«Варвара Михайловна, голубушка. Слово «цедить» пишется через «е». А не через «ы». Я исправлю, а Вы, впредь. Будь любезны! Следите за грамотой», — слегка ворчливо заметил старик. И кисло улыбнулся. «Нашёл, кого учить? Да она — и в огне не горит, и в воде не тонет. Работящая, сызмальства. Всяким навыкам и хитростям осведомлена. У жизни — в ученицах, да в пасынках ходила. Головастая, рукастая. Учётистая — каждой копейке. Таких женщин, поискать ещё!» Вздохнул, горестно сморгнул в окно. Потом, с благодатной — как музыка хоральная — покорностью, взглянул на хозяйку дома. И продолжил чтения.
Та смутилась, затеребила передник. В петухах и гармонях. И в оправдание: «Так недолго училась, голубчик мой. Не до того было. Устно-то складно говорю, не остановишь. А пишу задумчиво. От тесноты мысленной и неблагополучия телесного. И вижу не всё. И голова — ах болит, зараза! Изгодя не уловишь, когда премудрым делом заняться даст. Вот и корябую невесть что». И бочком, из комнат.
Мухи за занавесками стучали в стёкла. Солнечные лучики гуляли по округлым, от времени потемневшим и закаменевшим, брёвнам избяным. Ручной вязки разноцветные коврики радовали взор. Букетики полевого разнотравья, с колосками и васильками-ромашками-колокольчиками, торчали по вазочкам и кувшинчикам глиняным. Отрада, да и только! Душа успокаивается, от зрелищ таких. И верить начинает, в хорошее...

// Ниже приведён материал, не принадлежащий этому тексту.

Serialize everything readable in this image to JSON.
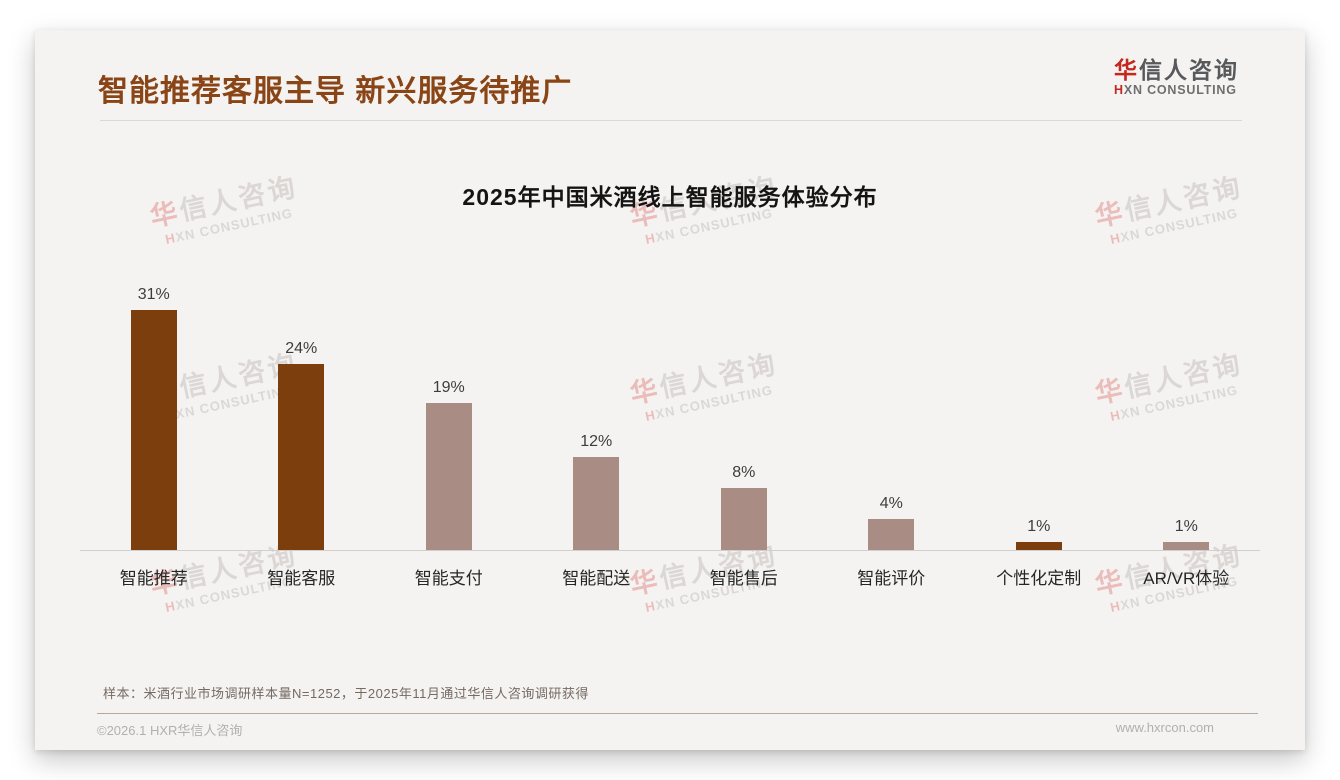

На кухне забренчали кастрюлями. Затем выглянули лукаво, из-за косяка. И позвали: «Гаврила Лукич, батюшка ты мой! Способи, посуду-то убрать. На верхи. А то я — росточку маленького. Не достаю. До полок-то. Не ровён час, навернусь. Чё делать будешь?!» И рассмеялась, словно порохом тряхнула. И подпалила. Старик восстал, с кресел. Чинно двинул на зов. Из кладовки вытащил стремянку, упёрся плечом в распор. И подавая со столешницы эмалированные и металлические жбаны, жмурился и косился на крепкие загорелые икры соседки. Потом, обхватив — с пышной юбкой и пасторальным фартуком — вокруг плотных ляжек. С лесенки снял и поставил около. Усы утёр, усмехнулся — «ну баба хитрющая». И воротился к столу.
Спустя получас запахло варевом вкусным. «Видать, щи наварганила. Зелёные, со щавелем. Ага! И с укропчиком. И яйцо, наверное, положит в тарелку. Сметанкой приправит. Хлеба толстым ломтём нарежет. И маслом намажет густо», — от богатого воображения во рту залило слюной. Живот подвело. И внимание сбилось с процесса правки.
«Так. И не плохо, в этот раз, получилось. Ошибок-то почти и нет. Так — мелочь разная. А вот в этой части. «Макаровна цедит свои новости, что корова не удойная». И вовсе — красота! Очень образно, Варвара Михайловна. Очень! Горжусь Вашими успехами!» — крикнул громко. С воодушевлением.
Прислушался. На топот женских башмаков воспрял и сделал умилительное лицо. «Откушаете, Гаврила Лукич? Только, с пылу! Пару тарелок, с лучком свежим. Как любите! А после, чаю, из самовара. С пирогами. Вчера навертела разных. Вона, тазик в сенях, с горкою!»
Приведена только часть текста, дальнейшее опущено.